E o mestre continuou

Narrando a sua jornada.

- Quando vi o malacabado

Do Conde entrei em ação.

Mas, como eu não tava armado

Peguei u’a pedra no chão

E joguei no tal monstrengo

Mirei e acertei no quengo

Daí que eu vi confusão.

- O buliçoso indigente

Não esperava a pedrada.

Olhou em volta e me viu

Lá no meio da malhada.

Bati no peito com orgulho

Chamei ele pro barulho

E gritei: “Tu né de nada!”

- “Vem cá seu fio duma égua

Tu vai vê o que é cabra macho!

Sou homem pra o seu tamanho

Quer medir? Pule aqui embaixo!

Maior que tu, mastiguei

Engoli e não me engasguei!

Desça aqui que eu te despacho!”

- Vixe, compadre! Tu é doido?

Vosmecê chamou pro pau

O dentuço lazarento?

Se encostando no jirau

Chico disse: - Chamei sim!

E ele da cor de marfim

Me olhou com cara de mau.

- Até ali eu não sabia

Que era um bicho dos inferno.

Mesmo se desconfiando

Dum homem que anda de terno

Naquela lapa do mundo!

E Tonha suspirou fundo:

- Valei-me, meu Pai Eterno!

- Rapaz, ele deu um pulo

De riba lá do telhado

E caiu pertinho deu

No terreiro do roçado!

Dei um pinote pra trás

E gritei: “Vem satanás!

O que é pra tu tá guardado!”

- E fui de mão na peixeira

Escorrida na cintura.

A que Lampião me deu

Quando encarei com bravura

Dez volante com um só braço...

Tive andança no cangaço.

Depois conto essa aventura.

- Mas, e a faca compadre?

Remexeu o cego Idalino.

- Ela teve serventia

Pra resolver o pepino?

- Quando em vez a sorte atrasa

E eu tinha deixado em casa.

Vosmecê, veja o destino!

Ao ouvir essa resposta

Dandara gritou: - E agora?

O senhor não fugiu não?

Padrinho, Nossa Senhora!

- Jamais! Eu sou das antiga.

Dandara, não sou de briga.

Mas, ninguém me desafora.

- Quando arreganhou os dentões

Ali pra riba de mim

Balançando aqueles braços

Feito vento no capim.

Me preparei pro ataque

Pois eu vi que o Conde Dráqui

Queria me dá um fim.

- Vi que nera um camumbembe

Com quem arrumei a treta.

Eu tinha arranjado encrenca

Foi com o filho do capeta.

- Mãe de Deus! Disse a afilhada.

E com cara de assustada

Se endireitou na banqueta.

E prosseguiu o Mestre Chico

- Sabe o que ele quis fazer?

Avalie seu Argemiro!

Foi só ele perceber

Que eu não iria arregar

Começou a me encarar

Com zói de num sei o quê!

- Nos seus zoião se acenderam

Dois facho rompendo o breu

Só vendo a amarelidão

Mirando pra riba d’eu!

Parecia tá me puxando!

E encarei, desafiando

Aquele fio de asmodeu!

Cochichou o cego Idalino:

- Valei-me, meu Bom Jesus!

Fazendo rapidamente

Com a mão o sinal da cruz

- Avalie seu Idalino

A intenção do ferino.

Daí vosmecê deduz.

- Ele teve a petulância

De bater o pé no chão

Depois apontar o dedo

Pra junto do cramunhão!

E inda depois o abestado

Gritou: “Junto!

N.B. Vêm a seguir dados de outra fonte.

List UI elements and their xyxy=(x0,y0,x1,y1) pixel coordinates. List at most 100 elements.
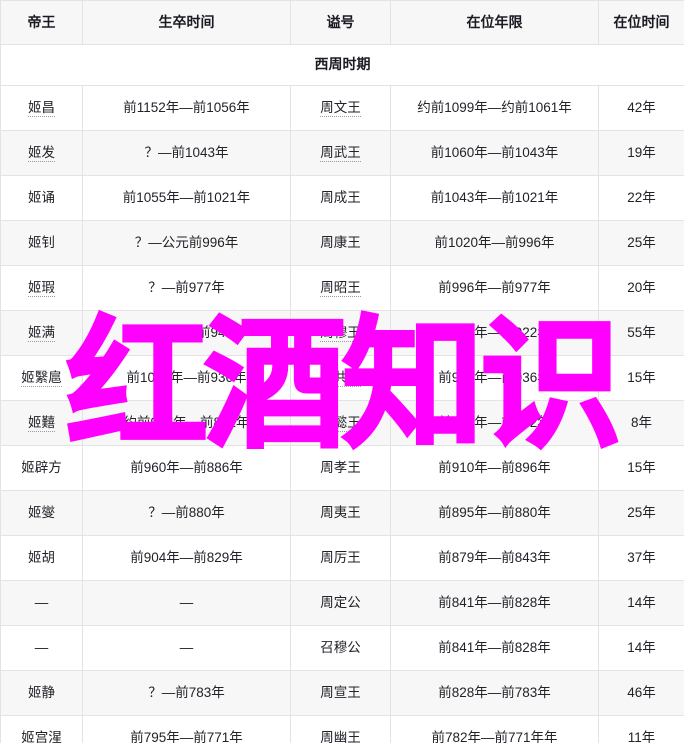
cell-reign-period: 前1060年—前1043年 xyxy=(390,130,599,176)
cell-lifespan: 约前937年—前892年 xyxy=(82,400,291,446)
cell-posthumous-link[interactable]: 周昭王 xyxy=(320,279,361,297)
table-header: 帝王 生卒时间 谥号 在位年限 在位时间 xyxy=(0,0,684,45)
cell-reign-period: 前782年—前771年年 xyxy=(390,715,599,743)
cell-reign-period: 前879年—前843年 xyxy=(390,535,599,581)
table-row: 姬诵 前1055年—前1021年 周成王 前1043年—前1021年 22年 xyxy=(0,175,684,221)
cell-reign-length: 8年 xyxy=(598,400,684,446)
cell-reign-period: 前996年—前977年 xyxy=(390,265,599,311)
cell-posthumous: 周定公 xyxy=(290,580,391,626)
cell-emperor-name: 姬满 xyxy=(0,310,83,356)
table-row: 姬钊 ？—公元前996年 周康王 前1020年—前996年 25年 xyxy=(0,220,684,266)
cell-posthumous-link[interactable]: 周武王 xyxy=(320,144,361,162)
cell-posthumous: 周幽王 xyxy=(290,715,391,743)
cell-emperor-name: 姬宫湦 xyxy=(0,715,83,743)
cell-posthumous-link[interactable]: 周共王 xyxy=(320,369,361,387)
cell-emperor-name-link[interactable]: 姬瑕 xyxy=(28,279,55,297)
cell-emperor-name: — xyxy=(0,580,83,626)
cell-reign-period: 前841年—前828年 xyxy=(390,625,599,671)
cell-emperor-name: 姬燮 xyxy=(0,490,83,536)
cell-posthumous: 周宣王 xyxy=(290,670,391,716)
cell-posthumous: 召穆公 xyxy=(290,625,391,671)
table-row: 姬宫湦 前795年—前771年周幽王 前782年—前771年年 11年 xyxy=(0,715,684,743)
cell-emperor-name: 姬静 xyxy=(0,670,83,716)
cell-reign-length: 11年 xyxy=(598,715,684,743)
cell-reign-length: 19年 xyxy=(598,130,684,176)
table-row: 姬辟方 前960年—前886年 周孝王 前910年—前896年 15年 xyxy=(0,445,684,491)
cell-reign-period: 前950年—前936年 xyxy=(390,355,599,401)
cell-reign-period: 前828年—前783年 xyxy=(390,670,599,716)
page-root: 帝王 生卒时间 谥号 在位年限 在位时间 西周时期姬昌 前1152年—前1056年… xyxy=(0,0,684,743)
cell-emperor-name-link[interactable]: 姬囏 xyxy=(28,414,55,432)
column-header-lifespan: 生卒时间 xyxy=(82,0,291,45)
cell-emperor-name: 姬诵 xyxy=(0,175,83,221)
cell-reign-period: 前841年—前828年 xyxy=(390,580,599,626)
table-row: 姬胡 前904年—前829年 周厉王 前879年—前843年 37年 xyxy=(0,535,684,581)
cell-lifespan: 前1019年—前936年 xyxy=(82,355,291,401)
cell-posthumous: 周夷王 xyxy=(290,490,391,536)
cell-reign-length: 42年 xyxy=(598,85,684,131)
cell-reign-length: 46年 xyxy=(598,670,684,716)
column-header-posthumous: 谥号 xyxy=(290,0,391,45)
cell-reign-period: 前977年—前922年 xyxy=(390,310,599,356)
cell-posthumous-link[interactable]: 周文王 xyxy=(320,99,361,117)
cell-lifespan: — xyxy=(82,625,291,671)
cell-posthumous-link[interactable]: 周幽王 xyxy=(320,729,361,743)
cell-reign-length: 55年 xyxy=(598,310,684,356)
cell-reign-length: 15年 xyxy=(598,445,684,491)
cell-emperor-name: 姬昌 xyxy=(0,85,83,131)
table-body: 西周时期姬昌 前1152年—前1056年 周文王 约前1099年—约前1061年 42年… xyxy=(0,44,684,743)
cell-emperor-name-link[interactable]: 姬昌 xyxy=(28,99,55,117)
table-row: 姬繄扈 前1019年—前936年 周共王 前950年—前936年 15年 xyxy=(0,355,684,401)
cell-emperor-name: 姬钊 xyxy=(0,220,83,266)
cell-reign-period: 前900年—前892年 xyxy=(390,400,599,446)
cell-emperor-name-link[interactable]: 姬满 xyxy=(28,324,55,342)
cell-reign-period: 约前1099年—约前1061年 xyxy=(390,85,599,131)
cell-posthumous: 周厉王 xyxy=(290,535,391,581)
table-row: 姬满 前1054年—前949年 周穆王 前977年—前922年 55年 xyxy=(0,310,684,356)
cell-lifespan: 前1152年—前1056年 xyxy=(82,85,291,131)
cell-posthumous: 周武王 xyxy=(290,130,391,176)
cell-posthumous: 周昭王 xyxy=(290,265,391,311)
cell-lifespan: 前1055年—前1021年 xyxy=(82,175,291,221)
table-row: 姬发 ？—前1043年 周武王 前1060年—前1043年 19年 xyxy=(0,130,684,176)
cell-posthumous: 周孝王 xyxy=(290,445,391,491)
cell-lifespan: 前904年—前829年 xyxy=(82,535,291,581)
cell-emperor-name: 姬辟方 xyxy=(0,445,83,491)
cell-reign-length: 25年 xyxy=(598,490,684,536)
cell-reign-period: 前1043年—前1021年 xyxy=(390,175,599,221)
cell-emperor-name-link[interactable]: 姬繄扈 xyxy=(21,369,62,387)
cell-lifespan: 前795年—前771年 xyxy=(82,715,291,743)
table-row: — — 召穆公 前841年—前828年 14年 xyxy=(0,625,684,671)
cell-posthumous: 周成王 xyxy=(290,175,391,221)
section-label: 西周时期 xyxy=(0,44,684,86)
cell-lifespan: — xyxy=(82,580,291,626)
cell-emperor-name-link[interactable]: 姬宫湦 xyxy=(21,729,62,743)
column-header-reign-length: 在位时间 xyxy=(598,0,684,45)
column-header-emperor: 帝王 xyxy=(0,0,83,45)
cell-posthumous-link[interactable]: 周穆王 xyxy=(320,324,361,342)
cell-reign-period: 前895年—前880年 xyxy=(390,490,599,536)
cell-reign-length: 25年 xyxy=(598,220,684,266)
cell-lifespan: ？—前1043年 xyxy=(82,130,291,176)
section-row-western-zhou: 西周时期 xyxy=(0,44,684,86)
cell-emperor-name: 姬胡 xyxy=(0,535,83,581)
cell-emperor-name: — xyxy=(0,625,83,671)
cell-reign-length: 22年 xyxy=(598,175,684,221)
cell-posthumous: 周共王 xyxy=(290,355,391,401)
cell-posthumous-link[interactable]: 周懿王 xyxy=(320,414,361,432)
cell-emperor-name: 姬囏 xyxy=(0,400,83,446)
table-header-row: 帝王 生卒时间 谥号 在位年限 在位时间 xyxy=(0,0,684,45)
cell-reign-length: 14年 xyxy=(598,625,684,671)
cell-reign-period: 前1020年—前996年 xyxy=(390,220,599,266)
table-row: 姬静 ？—前783年 周宣王 前828年—前783年 46年 xyxy=(0,670,684,716)
table-row: 姬瑕 ？—前977年 周昭王 前996年—前977年 20年 xyxy=(0,265,684,311)
cell-lifespan: ？—公元前996年 xyxy=(82,220,291,266)
cell-emperor-name: 姬繄扈 xyxy=(0,355,83,401)
cell-reign-length: 14年 xyxy=(598,580,684,626)
cell-emperor-name-link[interactable]: 姬发 xyxy=(28,144,55,162)
column-header-reign-period: 在位年限 xyxy=(390,0,599,45)
cell-posthumous: 周懿王 xyxy=(290,400,391,446)
cell-posthumous: 周文王 xyxy=(290,85,391,131)
cell-reign-length: 15年 xyxy=(598,355,684,401)
table-row: — — 周定公 前841年—前828年 14年 xyxy=(0,580,684,626)
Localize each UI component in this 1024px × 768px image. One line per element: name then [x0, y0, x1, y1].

Do meu lado!”

Como se eu fosse um cão!”

Ouviu-se um uníssono “Oooohhh!”

Ninguém segurou o espanto.

- Ele fez essa desfeita?

Bradou o cego em seu canto.

- Apois não foi? Oh, rapaz!

Eu gritei pro satanás:

“Pode arrochar seu encanto!”

- E eu disse: “Fio duma égua

Vosmecê me paga, cabra!”

Ele arregalou os zóio

Repetiu uns abracadabra.

Deu um reforço no feitiço

Trovejou: - “Cê deixe disso!

Aqui, junto! E não abra!”

- Foi ai que eu não abri!

Me fiz de besta e fui junto.

Dei dois passos e me aprumei:

“Agora eu te desconjunto!”

Meti uma tapa de mão cheia

Que estalou o pé das zoreia.

E arrancou um “ai” do defunto!

- O mequetrefe rodou

Por riba dos calcanhar

Depois de dá uns três giro

Caiu com os quarto pro ar.

Virou o fiofó pra lua

Tal qual um bebum na rua.

Deu inté pena de olhar.

- Foi muito bem empregado!

Sorrindo disse Dandara

E arrematou Argemiro.

- Um tabefe pela cara

Surpreendeu, compadre Chico!

- Sim, mas quase me complico

Pois Dráqui ficou uma arara!

- O maldito alevantou-se

Ainda todo envesgado

Com a boca cheia de terra

E os dentões tudo empenado

Pois o sopapo foi forte.

E me jurando de morte

Me disse: “Tu tá lascado!”

- Eu gritei: “Lascado é tu.

Sou homem de envergadura!”

- Jesus Cristo! Disse Tonha.

- Tu tava doido, criatura?

- Mal acabei de falar

Vi o demônio arreganhar

Mei metro de dentadura!

- E feito uma cascavel

Pra riba de mim deu o bote

Na intenção de encravar

As presa no meu cangote.

Mas, me virei desse jeito

E lhe meti os pé nos peito

E ele tombou no rebote!

- Caiu todo estropiado

E de corcunda no chão.

- Chico, não tinha uma estaca

Pra fincar no coração?

- Ter, tinha. Vou confessar!

Mas, preferi não usar!

Quis pegar ele na mão.”

- Dar uma sova no dentuço

Pra ele tomar tenência

Aprender a me respeitar

E deixar de saliência

Com mulher comprometida.

E Argemiro na torcida:

- Esse compadre é potência!

- E daí, Mestre Francisco

Despois, o que assucedeu?

- O bicho, Seu Idalino

Na certa com medo d’eu

Com vergonha do fiasco

Saiu quebrando carrasco

No escuro e se escafedeu!

- Vosmecês bem me conhece.

Sou homem de opinião.

Dou um boi pra entrar na briga

Mas, pra sair não dou não.

Me embrenhei caatinga à dentro

No rastro do lazarento

E atalhei o fio do cão!

- E o que aconteceu, Padrinho?

- Matei o bicho, Dandara!

Ele tentou se esconder

No meio de uma coivara

Dei-lhe uma paulada no quengo

Que o coisa ficou molengo.

Depois dei outra na cara!

Argemiro e sua filha

Ficaram admirados

Com a bravura de Francisco

De euforia inundados

E Tonha não escondia

O orgulho que ela sentia

De Chico e seus predicados.

Mestre Chico, no entanto

Acostumado ao traquejo

De um dizedor calejado

Deu conta de que no ensejo

O cego nem se mexeu

Fez cara de que não creu

Se espichou e deu um bocejo.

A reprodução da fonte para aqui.